Se montrer intraitable sur le plan de la sécurité, ou assumer une politique pénale moins sévère suggérée par les experts ? Outre le débat idéologique et pratique, cette ligne de fracture pose un problème politique à la majorité socialiste.

Contrairement à l'écrasante majorité des Français, la base militante du Parti socialiste, et plus encore les Verts, principal partenaire du PS, sont très sensibles aux arguments développés par Christiane Taubira. La ministre de la Justice a d'ailleurs été ovationnée samedi à La Rochelle, deux jours après avoir fait sensation devant les militants EELV réunis à Marseille. Problème : dans le même temps, le ministre de l'Intérieur, Manuel Valls, tient un discours de fermeté aux antipodes qui plaît, cette fois, chez les cadres socialistes et les élus locaux. "Vous envoyez Valls me soutenir pour ma campagne, ça me fait gagner 1 000 voix, vous m'envoyez Taubira, ça m'en fait perdre 3 000", imagine un cadre du PS candidat aux municipales de 2014, interrogé par francetv info.

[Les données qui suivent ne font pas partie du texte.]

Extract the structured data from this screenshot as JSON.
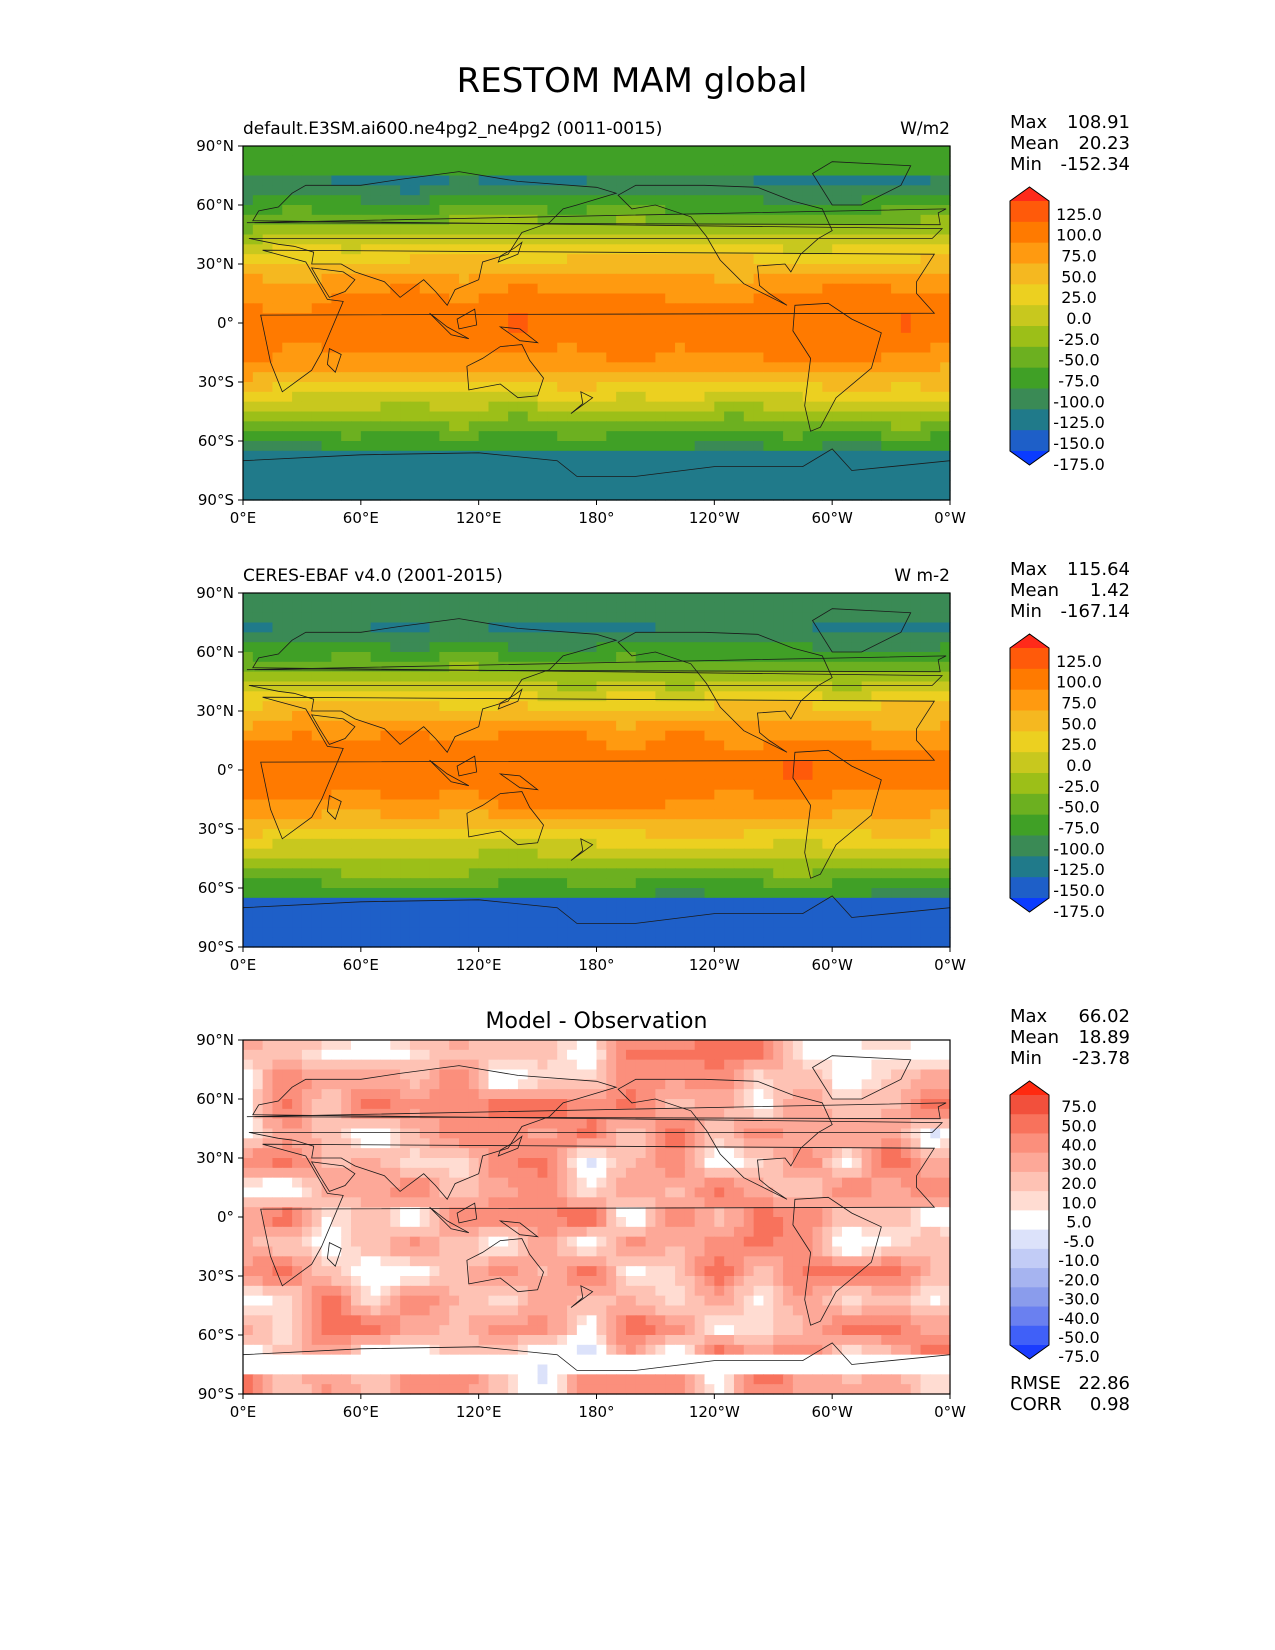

Le virage social-démocrate du PS, assumé et mis en œuvre par François Hollande, a laissé des traces à gauche. Le président de la République ne peut se permettre de laisser se former une nouvelle ligne de fracture, cette fois sur les questions sociétales. L'exécutif en a conscience. "La sécurité et la justice sont les deux fronts d’un combat unique. (...) Il n'y a pas deux approches, deux politiques, mais une seule ligne au sein du gouvernement que je conduis : celle de l'efficacité", a martelé Jean-Marc Ayrault dimanche à La Rochelle.

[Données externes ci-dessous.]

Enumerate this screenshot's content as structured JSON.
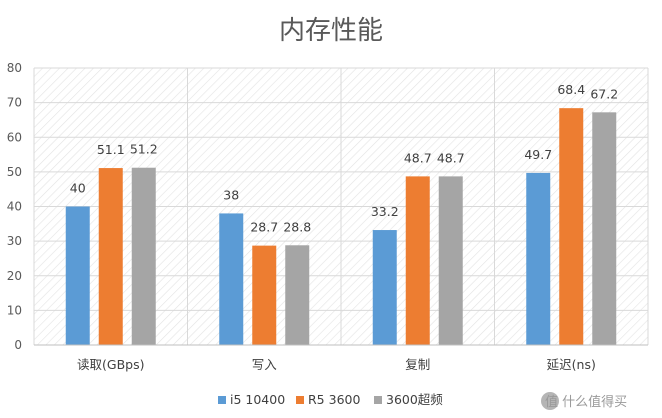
{
  "chart_data": {
    "type": "bar",
    "title": "内存性能",
    "xlabel": "",
    "ylabel": "",
    "categories": [
      "读取(GBps)",
      "写入",
      "复制",
      "延迟(ns)"
    ],
    "series": [
      {
        "name": "i5 10400",
        "color": "#5b9bd5",
        "values": [
          40,
          38,
          33.2,
          49.7
        ]
      },
      {
        "name": "R5 3600",
        "color": "#ed7d31",
        "values": [
          51.1,
          28.7,
          48.7,
          68.4
        ]
      },
      {
        "name": "3600超频",
        "color": "#a5a5a5",
        "values": [
          51.2,
          28.8,
          48.7,
          67.2
        ]
      }
    ],
    "data_labels": [
      [
        "40",
        "38",
        "33.2",
        "49.7"
      ],
      [
        "51.1",
        "28.7",
        "48.7",
        "68.4"
      ],
      [
        "51.2",
        "28.8",
        "48.7",
        "67.2"
      ]
    ],
    "ylim": [
      0,
      80
    ],
    "yticks": [
      0,
      10,
      20,
      30,
      40,
      50,
      60,
      70,
      80
    ],
    "grid": true,
    "plot_background": "hatched",
    "legend_position": "bottom"
  },
  "watermark": {
    "text": "值 什么值得买",
    "icon": "smzdm-logo-icon"
  }
}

Le Premier ministre en a profité pour dévoiler une partie des arbitrages à venir sur la réforme pénale, qui devraient ainsi ménager la chèvre et le chou : "Plus de peines automatiques parce que la justice efficace repose sur le principe d'individualisation de la peine, mais plus de libérations automatiques non plus parce qu'il n'est pas responsable que 80% des sorties de prison se fassent sans mesures de suivi ni d'accompagnement."